Хорошенько выспавшись, пока Пикулин ходил по своим хлопотам, на другое утро пошел я посмотреть по многим отношениям достопримечательный город. Начал я, разумеется, с древнего собора, в восьмом веке построенного, и поклонился огромной плите, всю середину храма занимающей, на которой большими буквами простая надпись: Carolo Magno. Под этою плитой сидел в венце Карл Великий, восстановитель Западной Империи; не знаю, лежит ли он даже под нею теперь; по крайней мере, стул его стоит на поверхности близ престола. Потом, полюбовавшись большим фонтаном с древними украшениями, вошел я в ратушу, перед которою он стоит, и меня пустили в залу посмотреть на хорошо писанную картину, на которой изображены все полномочные, подписавшие Аахенский мир в 1743 году. Попытался было я поглядеть на целительные воды, в эту пору уже закрытые, и с просьбой о том обращался к старой мадам Дубик, содержательнице заведения при них, к которой был я адресован; но она мне ничего не показала, хотя кроме минеральных источников я ничего видеть не хотел. Навестил я также единственного дипломата, мне тут знакомого, Северина; он был, казался, или хотел казаться печальным, лишившись незадолго перед тем молодой жены, сестры известного Стурдзы. Дела Пикулина кончились скорее чем я ожидал, и после обеда тотчас опять должны мы были отправиться в путь.
Впотьмах проехали мы Юлих, а когда стало светать, то в Дюссельдорфе по мосту переехали через Рейн и тут совсем некрасивый. Эти два города я всё равно что не видал, ибо посмотрел на них сквозь сон, не ступая в них ногою. К обеду, говоря древним немецким языком, то есть часу в первом, приехали мы в Эльберфельд. Вот этот город жаль было бы проехать, не взглянув на него. Тут самая промышленная сторона в Германии: окрестности его и он сам застроены фабриками полотняными, шелковыми. Оттого-то во всём виден чрезвычайный избыток; встречаются одни только сытые фигуры. На почтовый двор приехали мы в самую пору, чтобы сесть за общий стол. Проезжая городом, не видал я ни одной церкви, а на площади заметил отделанное большое, продолговатое, четвероугольное здание, обнесенное колоннами, как Петербургская биржа. Какой большой отстраивается у вас театр, сказал я сидящему против меня за столом содержателю почты и трактира. «Это не театр», отвечал он мне. «Да что же такое?» Тогда рукой сделал он мне знак, на который отвечал я, и мы друг друга поняли. «Это наша главная масонская ложа», радостно молвил он мне тогда. Оборотясь к Пикулину, «ведь этот трактирщик мне брат, — сказал я по-русски; — вы увидите, что он с нас ничего не возьмет». А вышло, что злодей от нас потребовал двойную братскую помощь.

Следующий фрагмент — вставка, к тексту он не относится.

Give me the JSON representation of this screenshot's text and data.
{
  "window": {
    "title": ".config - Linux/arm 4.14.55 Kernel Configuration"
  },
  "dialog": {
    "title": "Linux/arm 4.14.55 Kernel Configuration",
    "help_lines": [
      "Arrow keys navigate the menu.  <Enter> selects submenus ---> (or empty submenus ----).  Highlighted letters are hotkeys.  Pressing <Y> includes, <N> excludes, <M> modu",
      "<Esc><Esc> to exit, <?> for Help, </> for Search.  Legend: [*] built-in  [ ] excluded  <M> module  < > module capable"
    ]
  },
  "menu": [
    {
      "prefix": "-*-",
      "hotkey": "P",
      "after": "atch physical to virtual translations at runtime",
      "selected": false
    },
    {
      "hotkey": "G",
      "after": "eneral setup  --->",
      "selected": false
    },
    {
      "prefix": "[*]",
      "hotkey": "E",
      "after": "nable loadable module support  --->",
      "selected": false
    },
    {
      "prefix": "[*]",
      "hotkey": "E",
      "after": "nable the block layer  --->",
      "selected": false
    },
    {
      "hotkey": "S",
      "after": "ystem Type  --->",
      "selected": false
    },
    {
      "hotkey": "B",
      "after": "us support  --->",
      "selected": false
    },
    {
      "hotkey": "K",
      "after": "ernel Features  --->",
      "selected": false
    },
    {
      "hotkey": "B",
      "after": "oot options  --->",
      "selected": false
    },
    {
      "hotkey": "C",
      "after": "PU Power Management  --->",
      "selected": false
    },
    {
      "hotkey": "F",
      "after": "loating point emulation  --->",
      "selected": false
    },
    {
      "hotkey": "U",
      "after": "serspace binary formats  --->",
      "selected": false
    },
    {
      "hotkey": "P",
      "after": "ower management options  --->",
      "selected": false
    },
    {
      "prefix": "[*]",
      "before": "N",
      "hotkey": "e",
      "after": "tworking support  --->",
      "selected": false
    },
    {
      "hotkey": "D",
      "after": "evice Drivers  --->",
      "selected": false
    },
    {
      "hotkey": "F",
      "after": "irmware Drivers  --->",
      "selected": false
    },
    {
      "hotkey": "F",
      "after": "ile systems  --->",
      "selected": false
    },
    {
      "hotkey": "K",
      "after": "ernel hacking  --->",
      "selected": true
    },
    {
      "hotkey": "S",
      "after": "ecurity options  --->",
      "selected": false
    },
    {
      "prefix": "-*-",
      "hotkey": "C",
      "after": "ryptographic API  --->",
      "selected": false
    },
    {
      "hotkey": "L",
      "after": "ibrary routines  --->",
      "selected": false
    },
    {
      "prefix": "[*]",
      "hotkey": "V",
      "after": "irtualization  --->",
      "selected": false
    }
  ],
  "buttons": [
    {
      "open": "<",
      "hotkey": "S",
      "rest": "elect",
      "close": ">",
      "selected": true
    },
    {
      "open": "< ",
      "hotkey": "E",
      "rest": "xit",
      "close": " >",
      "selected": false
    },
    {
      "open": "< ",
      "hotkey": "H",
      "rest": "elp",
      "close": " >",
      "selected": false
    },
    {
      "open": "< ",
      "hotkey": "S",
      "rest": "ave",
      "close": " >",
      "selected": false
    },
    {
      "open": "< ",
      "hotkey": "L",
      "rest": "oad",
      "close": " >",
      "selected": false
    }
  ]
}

Ну, подумал я, в хорошем состоянии находится здесь религия! Впрочем, оно так и должно быть в стране совершенно промышленной: в ней всё одно положительное, рассчитанное. Свежие, почти дикие народы сильнее прилепляются к вере; они не рассуждают, а чувствуют и сердцем угадывают. Можно ли математически доказать причину всего восторженного, глубокого религиозного чувства, безумия любовной страсти и поэтических вдохновений?
Небо было еще светло, воздух был еще довольно тепел 25 октября, когда, отобедав, оставили мы Эльберфельд; но это было в последний раз. Небольшие приятности, которые дотоле представляла мне дорога, прекратились, и начались одни только её мучения.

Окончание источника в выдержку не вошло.